My dearest Pumpkin, (I so loved to cal u that.. :D )
I never got closure after things went sour between you and me. Everything went down on a very bitter note..na? I did not get to say certain things to you, cuz I rele did not think that night on phone, will be the last time I was talking to you. Went on blabbering stuff, which I thought could bring you back. In all this, bahut saari baatein reh gayi, jo mujhe lagta hai ki zaroori hai.
Firstly you were simply an amazing person... :-) Time spent with you was the most exciting time of my life. Every morning I woke up, I felt like I was ready to take on the world. Having you with me, made me so soo strong..you have no idea. You were this pretty woman, who was just so awesome. ;-) And honestly I always found you a little dumb, but that made you look kinda cute! :D I felt proud when you walked by my side. I have seen envy in other's eyes when I held your hand on the street. I wanted my whole world to know you. I have wanted to flaunt you to my friends and colleagues and family.. "That's MY girl..." :-) I swear I have pinched myself, to believe the amount of happiness you had ushered into my life. Problems would just vanish when I saw you after work. Things you said and did made me feel like I am the only man in this world, in your world, in our world. (You made me a hot cup of badam milk, when I said I had a tiresome day at work. :-) May be it meant nothing to you, But sach mein, no one has ever done something like that for me. ) Countless times I have asked myself, koi mere se sach mein itna pyaar kaise kar sakta hai??? :D I kept falling in love with you every day that I knew you. I shall not mince my words here, the few months you were mine, I have literally lived a dream. Immeasurable happiness and a dazzling promise of the future. It was beautiful. And from the bottom my heart, I wanna say Thank You.
But then, may be you now believe that it was never meant to be. And I mean nothing to you anymore. From what I know, it was rather simple for you to take the decision, when your feelings for me died.
Me trying to find answers to why did it all happen, is rather pointless now. As we have our own explanations for ourselves. Main tumhe samajh nahin paya, but I promise I tried. I want you to believe me when I say, I had reached a point where making you happy was all that I thought about, and I did do things to that effect. But I fell short and I goofed up. Why did I fail... I blaming my circumstances and a lack of understanding of it from your side, sound like mere excuses. I have made a lot of them in life, so this time I wont. At the end of all this, it seems legit and just right your decision to let go of the unhappy part of your life.
Now, coming to the pain. Its been very painful. It hurts every minute. Why did you do this to me? Koi insaan itni asaani se aur itni jaldi badal kaise sakta hai? You came into my life, and said you felt you gotta take care of me..but you put me in a cradle and pushed me off the cliff. I gave myself to you, when I said "I'm not fooling around with you" on 15th Aug 2011. Do all my crimes put together, justify you becoming so selfish..ki tumne bas woh kiya jo tumhe sahi laga? What right did you have to make a mockery of me, my feelings and my life, if you weren't sure of your feelings?

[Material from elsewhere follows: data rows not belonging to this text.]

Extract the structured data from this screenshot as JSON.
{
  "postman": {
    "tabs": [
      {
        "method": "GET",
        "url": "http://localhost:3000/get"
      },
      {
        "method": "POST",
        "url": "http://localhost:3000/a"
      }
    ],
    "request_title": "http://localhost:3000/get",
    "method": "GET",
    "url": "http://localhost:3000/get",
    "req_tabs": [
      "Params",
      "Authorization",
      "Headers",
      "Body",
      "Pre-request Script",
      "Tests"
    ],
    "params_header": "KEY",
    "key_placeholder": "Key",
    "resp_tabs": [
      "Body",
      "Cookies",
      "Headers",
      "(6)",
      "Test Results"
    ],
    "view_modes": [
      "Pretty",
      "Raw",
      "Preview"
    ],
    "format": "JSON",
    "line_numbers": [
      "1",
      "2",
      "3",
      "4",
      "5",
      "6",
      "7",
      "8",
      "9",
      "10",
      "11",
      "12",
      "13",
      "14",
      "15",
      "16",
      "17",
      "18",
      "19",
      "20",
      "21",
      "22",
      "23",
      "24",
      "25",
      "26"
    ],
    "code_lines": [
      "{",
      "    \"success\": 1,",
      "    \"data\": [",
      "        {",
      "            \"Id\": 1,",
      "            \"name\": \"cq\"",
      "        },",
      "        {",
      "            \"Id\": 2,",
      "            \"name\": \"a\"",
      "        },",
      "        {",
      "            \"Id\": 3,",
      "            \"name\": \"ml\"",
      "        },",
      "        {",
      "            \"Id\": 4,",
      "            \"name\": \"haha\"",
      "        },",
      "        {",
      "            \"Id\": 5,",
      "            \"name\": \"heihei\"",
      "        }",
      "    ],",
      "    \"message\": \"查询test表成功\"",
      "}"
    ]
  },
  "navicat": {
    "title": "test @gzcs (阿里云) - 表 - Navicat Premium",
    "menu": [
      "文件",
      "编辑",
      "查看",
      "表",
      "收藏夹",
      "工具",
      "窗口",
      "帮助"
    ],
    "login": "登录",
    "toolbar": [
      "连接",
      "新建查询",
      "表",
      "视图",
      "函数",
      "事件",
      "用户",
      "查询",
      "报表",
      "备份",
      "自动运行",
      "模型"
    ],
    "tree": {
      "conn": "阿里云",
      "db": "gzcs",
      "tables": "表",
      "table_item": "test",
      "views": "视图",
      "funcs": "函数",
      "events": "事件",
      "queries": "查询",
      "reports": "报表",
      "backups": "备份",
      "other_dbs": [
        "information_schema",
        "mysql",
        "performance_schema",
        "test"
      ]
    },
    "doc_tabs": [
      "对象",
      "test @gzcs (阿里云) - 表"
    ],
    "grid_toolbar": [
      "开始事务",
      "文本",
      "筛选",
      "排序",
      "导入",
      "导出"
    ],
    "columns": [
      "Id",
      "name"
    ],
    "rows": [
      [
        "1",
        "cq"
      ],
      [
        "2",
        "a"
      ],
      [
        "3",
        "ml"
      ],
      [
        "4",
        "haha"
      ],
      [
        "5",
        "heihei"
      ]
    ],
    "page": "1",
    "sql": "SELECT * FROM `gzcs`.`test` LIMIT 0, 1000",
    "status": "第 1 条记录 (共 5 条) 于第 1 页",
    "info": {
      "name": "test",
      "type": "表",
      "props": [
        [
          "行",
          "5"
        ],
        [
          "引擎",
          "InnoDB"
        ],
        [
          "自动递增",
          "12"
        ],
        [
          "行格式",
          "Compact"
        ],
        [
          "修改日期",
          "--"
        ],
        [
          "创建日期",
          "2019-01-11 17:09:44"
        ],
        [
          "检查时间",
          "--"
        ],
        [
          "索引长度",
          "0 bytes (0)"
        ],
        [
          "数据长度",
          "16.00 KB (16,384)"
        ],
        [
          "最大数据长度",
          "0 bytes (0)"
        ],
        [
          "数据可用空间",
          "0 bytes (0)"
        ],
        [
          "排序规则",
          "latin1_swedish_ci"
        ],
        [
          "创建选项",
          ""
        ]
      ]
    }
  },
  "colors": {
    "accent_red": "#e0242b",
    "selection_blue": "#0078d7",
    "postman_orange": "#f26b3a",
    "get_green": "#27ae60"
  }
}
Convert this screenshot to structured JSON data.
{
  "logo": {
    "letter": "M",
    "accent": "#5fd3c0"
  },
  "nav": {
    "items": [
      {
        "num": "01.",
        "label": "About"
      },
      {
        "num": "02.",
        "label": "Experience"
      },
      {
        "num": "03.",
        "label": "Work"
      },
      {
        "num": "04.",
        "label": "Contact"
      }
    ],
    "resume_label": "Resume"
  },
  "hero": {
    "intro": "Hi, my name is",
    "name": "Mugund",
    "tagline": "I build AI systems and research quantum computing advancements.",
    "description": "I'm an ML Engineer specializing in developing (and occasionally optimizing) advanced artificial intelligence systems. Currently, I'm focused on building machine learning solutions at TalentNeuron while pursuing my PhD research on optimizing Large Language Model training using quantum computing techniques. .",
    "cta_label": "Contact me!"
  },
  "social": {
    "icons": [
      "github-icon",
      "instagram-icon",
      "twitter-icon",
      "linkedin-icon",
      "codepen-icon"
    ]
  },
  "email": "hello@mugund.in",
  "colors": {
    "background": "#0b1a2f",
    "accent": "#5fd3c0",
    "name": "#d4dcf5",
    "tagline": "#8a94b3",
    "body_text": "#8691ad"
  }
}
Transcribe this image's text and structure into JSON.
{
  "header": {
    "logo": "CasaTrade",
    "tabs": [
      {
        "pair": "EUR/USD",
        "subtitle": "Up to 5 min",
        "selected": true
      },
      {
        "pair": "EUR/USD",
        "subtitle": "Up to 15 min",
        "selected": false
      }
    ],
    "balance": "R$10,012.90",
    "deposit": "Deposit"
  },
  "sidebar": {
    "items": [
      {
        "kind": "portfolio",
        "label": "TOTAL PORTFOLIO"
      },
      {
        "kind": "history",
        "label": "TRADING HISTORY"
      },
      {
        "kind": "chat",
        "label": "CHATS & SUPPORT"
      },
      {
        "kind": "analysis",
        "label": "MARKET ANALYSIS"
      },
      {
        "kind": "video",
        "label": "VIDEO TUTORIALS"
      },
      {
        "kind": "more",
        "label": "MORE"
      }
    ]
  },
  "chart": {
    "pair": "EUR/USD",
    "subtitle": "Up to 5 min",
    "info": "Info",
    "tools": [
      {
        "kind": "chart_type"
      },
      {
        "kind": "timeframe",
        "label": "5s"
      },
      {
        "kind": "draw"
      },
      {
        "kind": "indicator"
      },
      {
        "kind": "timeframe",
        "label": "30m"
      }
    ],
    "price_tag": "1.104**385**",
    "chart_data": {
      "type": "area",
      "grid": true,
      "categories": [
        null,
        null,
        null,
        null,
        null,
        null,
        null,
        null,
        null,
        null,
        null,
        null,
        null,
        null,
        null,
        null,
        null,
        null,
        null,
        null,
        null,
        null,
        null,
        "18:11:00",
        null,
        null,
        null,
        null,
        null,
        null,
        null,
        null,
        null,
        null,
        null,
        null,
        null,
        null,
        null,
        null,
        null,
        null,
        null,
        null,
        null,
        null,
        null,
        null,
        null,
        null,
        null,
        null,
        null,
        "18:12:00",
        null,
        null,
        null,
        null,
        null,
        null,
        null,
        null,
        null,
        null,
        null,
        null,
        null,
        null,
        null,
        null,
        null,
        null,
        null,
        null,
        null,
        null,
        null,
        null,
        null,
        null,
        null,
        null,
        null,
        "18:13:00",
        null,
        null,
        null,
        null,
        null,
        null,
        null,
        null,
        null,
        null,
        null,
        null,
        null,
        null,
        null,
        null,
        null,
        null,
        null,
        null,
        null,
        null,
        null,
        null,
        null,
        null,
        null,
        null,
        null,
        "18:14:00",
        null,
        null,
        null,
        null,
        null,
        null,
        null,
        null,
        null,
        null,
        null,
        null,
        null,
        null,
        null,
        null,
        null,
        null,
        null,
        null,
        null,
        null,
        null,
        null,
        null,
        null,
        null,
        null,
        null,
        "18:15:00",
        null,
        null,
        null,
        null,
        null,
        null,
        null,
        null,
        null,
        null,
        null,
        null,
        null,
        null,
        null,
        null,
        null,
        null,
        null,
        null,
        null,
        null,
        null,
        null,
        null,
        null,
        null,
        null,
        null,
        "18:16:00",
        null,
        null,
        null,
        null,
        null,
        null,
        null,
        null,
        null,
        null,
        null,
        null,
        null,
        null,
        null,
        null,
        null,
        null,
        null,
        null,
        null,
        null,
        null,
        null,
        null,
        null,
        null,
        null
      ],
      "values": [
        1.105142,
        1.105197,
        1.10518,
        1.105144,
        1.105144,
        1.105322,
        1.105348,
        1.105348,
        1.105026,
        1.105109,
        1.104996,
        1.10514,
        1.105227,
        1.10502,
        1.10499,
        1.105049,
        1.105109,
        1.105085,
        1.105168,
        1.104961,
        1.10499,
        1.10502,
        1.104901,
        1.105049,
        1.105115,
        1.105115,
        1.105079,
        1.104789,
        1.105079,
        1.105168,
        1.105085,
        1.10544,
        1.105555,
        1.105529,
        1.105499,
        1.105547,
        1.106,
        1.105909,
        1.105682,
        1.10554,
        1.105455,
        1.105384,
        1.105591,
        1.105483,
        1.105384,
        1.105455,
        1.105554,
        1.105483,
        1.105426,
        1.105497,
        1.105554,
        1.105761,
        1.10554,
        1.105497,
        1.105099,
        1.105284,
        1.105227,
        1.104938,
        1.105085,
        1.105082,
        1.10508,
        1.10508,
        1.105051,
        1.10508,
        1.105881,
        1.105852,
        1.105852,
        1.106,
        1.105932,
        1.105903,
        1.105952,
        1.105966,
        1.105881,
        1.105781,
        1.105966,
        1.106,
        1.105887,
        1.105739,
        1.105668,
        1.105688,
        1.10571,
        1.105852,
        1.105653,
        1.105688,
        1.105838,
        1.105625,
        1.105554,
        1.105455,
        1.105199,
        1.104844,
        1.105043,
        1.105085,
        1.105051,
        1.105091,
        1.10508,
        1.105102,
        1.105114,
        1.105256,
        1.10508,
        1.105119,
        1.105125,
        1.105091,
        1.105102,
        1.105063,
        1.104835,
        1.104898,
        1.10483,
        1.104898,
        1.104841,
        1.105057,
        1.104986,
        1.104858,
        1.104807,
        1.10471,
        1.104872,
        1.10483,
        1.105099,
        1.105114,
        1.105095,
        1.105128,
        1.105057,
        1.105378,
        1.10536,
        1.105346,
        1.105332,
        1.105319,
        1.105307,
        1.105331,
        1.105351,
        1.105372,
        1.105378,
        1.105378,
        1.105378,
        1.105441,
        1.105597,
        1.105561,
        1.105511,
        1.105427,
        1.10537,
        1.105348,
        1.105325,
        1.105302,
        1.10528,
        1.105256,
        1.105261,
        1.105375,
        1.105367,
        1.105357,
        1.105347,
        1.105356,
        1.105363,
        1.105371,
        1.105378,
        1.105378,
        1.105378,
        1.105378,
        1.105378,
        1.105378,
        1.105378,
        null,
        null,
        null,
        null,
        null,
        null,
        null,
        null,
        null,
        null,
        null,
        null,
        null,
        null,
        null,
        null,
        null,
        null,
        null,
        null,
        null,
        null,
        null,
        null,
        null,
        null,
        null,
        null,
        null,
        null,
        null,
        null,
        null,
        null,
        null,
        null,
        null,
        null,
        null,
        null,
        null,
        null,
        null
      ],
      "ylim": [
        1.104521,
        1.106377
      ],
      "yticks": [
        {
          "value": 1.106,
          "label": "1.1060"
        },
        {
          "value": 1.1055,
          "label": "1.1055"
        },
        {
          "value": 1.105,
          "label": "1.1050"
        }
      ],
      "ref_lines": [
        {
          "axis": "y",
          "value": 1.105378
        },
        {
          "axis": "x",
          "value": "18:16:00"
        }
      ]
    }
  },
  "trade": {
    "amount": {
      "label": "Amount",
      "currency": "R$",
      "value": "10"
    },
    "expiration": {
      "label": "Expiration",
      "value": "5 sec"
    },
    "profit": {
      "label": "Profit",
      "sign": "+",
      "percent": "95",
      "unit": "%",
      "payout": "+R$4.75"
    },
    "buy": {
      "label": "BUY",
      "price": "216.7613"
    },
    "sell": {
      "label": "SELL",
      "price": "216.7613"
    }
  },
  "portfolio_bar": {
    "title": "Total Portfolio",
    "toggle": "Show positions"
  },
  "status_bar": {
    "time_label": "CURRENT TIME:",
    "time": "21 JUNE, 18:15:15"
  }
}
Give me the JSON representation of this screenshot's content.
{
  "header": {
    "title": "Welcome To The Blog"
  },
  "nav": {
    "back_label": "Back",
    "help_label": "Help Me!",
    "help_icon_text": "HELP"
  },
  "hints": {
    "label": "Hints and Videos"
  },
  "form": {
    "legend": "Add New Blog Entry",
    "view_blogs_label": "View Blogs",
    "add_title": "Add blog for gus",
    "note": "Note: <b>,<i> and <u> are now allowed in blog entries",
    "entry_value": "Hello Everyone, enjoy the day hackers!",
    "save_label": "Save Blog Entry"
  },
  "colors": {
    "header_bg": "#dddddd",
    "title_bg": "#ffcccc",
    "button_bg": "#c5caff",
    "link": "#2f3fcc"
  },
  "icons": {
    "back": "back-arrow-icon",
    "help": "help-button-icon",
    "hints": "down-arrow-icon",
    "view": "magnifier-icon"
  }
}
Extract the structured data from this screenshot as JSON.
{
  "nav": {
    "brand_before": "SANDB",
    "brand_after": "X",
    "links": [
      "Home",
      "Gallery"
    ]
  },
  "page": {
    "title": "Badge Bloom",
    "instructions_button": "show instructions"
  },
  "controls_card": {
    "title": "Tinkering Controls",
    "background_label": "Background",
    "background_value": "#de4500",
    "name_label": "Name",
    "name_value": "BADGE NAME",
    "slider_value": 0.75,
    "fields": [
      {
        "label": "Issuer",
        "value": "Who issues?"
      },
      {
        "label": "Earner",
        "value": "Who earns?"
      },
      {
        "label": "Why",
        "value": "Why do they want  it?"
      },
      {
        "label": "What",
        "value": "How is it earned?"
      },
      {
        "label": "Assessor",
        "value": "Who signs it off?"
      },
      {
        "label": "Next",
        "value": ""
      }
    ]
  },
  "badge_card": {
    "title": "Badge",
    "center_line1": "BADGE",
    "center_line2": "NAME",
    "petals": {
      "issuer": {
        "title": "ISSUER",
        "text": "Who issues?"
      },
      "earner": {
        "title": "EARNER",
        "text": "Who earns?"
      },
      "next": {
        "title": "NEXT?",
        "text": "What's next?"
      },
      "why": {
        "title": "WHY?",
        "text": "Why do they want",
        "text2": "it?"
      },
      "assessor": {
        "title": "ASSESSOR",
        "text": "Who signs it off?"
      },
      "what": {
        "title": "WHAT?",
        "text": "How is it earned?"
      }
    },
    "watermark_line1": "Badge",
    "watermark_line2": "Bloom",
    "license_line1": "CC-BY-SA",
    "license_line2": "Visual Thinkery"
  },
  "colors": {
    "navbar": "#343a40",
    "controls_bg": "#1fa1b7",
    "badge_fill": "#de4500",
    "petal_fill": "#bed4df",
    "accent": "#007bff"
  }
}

On the morning of 6th of May 2012.. I spent 7 hrs in the bus, scared and just praying that I get to see you at least for a few minutes and somehow say something magical and make everything alright between us. 4 pm, I texted you a few times, begged you to come see me. But you said, you just did not and could not want to see me, that you were out with your friends, the begging irritated you and you said I had already spoilt everything. 5pm it became clear, you're not coming. I cried sitting right there, but made sure no one noticed. Also, I was thinking you might just walk in, and get embarrassed by male tears. But I couldn't stop. Spent a long time in the wash room, dealing with those tears. I looked at myself in the mirror. The only question I got was "What have I made of myself?" ... I simply did not understand. I had bought a shirt just for this day. Now it seemed jut so ordinary... Moved to another coffee shop now. 6pm, 7pm, 8, 9, 10... I don't know, if I should say I was waiting for you, cuz you made it clear, you weren't coming. 1130pm, I got into a bus again to make an unsuccessful & painful return journey. Teary eyed, but hopes were still strong. I do not regret making that trip. It was a crazy thing to do for me, I'm glad I did it. But one advice for you... You've proved that you're capable, but please do not do it to someone else again. Some gestures in life, dushman bhi kare toh insaan ko reciprocate karna chahiye. #FriendlyAdvice.
And all that you spoke in our final call... Made one thing obvious. Your decision to leave came first, the myriad reasons came afterwards. I know it, and its ok.
I am sure you'll find someone good. I regret I couldn't be that guy who you spend the rest of your life with.
The only problem I had with your past was I didn't wanna be just another boy friend of yours, I so soo seriously wanted to be something more. Such a cruel joke fate played on me...
From a broken home,
Bis...
1 comment:
Good riddance! Be happy that the chains are broken. You have the world at your feet.